I'm not very familiar with telecom or radio protocols, but I think the extra information in an LTE packet (the parity bits + redundant data bits) might be critical to that sort of error correction working. The raw PCM coming out of an optical drive doesn't provide that kind of metadata, so at best I can count how many values appear at each position and try to guess on that. If the values after 20 rips look like this:
CD1 position 0xFFFF
A0: XXXXXXXXXXXXXXX
A1: XXX
A2: XX
CD2 position 0xFFFF
A0: XX
A1: XXX
A2: XXXXXXXXXXXXXXX
then I'm not sure how any sort of combining could usefully recover the original value.
You have to look at the effect of the noise on the statistics of the bits, since those are what's physically changing, and not the PCM output after all the error correction layers.
> You have to look at the effect of the noise on the statistics of the bits,
Yes.
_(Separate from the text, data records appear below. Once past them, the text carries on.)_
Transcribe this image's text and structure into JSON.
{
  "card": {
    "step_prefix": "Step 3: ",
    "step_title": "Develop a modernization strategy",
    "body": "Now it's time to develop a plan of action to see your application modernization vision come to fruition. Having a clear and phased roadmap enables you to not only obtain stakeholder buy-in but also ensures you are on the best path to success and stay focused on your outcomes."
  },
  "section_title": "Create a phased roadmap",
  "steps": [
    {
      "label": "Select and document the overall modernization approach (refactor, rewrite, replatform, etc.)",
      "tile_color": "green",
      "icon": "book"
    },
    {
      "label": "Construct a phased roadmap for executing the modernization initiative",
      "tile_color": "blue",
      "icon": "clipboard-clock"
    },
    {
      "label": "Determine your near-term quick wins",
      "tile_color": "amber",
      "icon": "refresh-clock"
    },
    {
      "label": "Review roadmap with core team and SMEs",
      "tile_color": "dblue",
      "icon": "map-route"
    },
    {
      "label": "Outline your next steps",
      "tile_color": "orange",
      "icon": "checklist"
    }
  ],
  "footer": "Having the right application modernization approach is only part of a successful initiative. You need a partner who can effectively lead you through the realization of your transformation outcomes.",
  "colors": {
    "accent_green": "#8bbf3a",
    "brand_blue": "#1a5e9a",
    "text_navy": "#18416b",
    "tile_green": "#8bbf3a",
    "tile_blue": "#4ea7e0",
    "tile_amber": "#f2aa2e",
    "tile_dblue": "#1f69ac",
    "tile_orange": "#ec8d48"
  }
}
Soft combining (in systems designed for it) isn't even done on bits, it's done on the actual analog (well, a digitised version of the analog value, sometimes termed a "log likelihood ratio") values of the signal in question -- before any quantisation happens.
This isn't to say that you can't apply the techniques here (where stuff obviously gets quantised unless you can find a way to get the raw signal from the photodiodes), but you need access to bits with the least amount of error-correction involved (or find a way to infer what the statistics of the original raw bits are from what the decoding machinery outputs).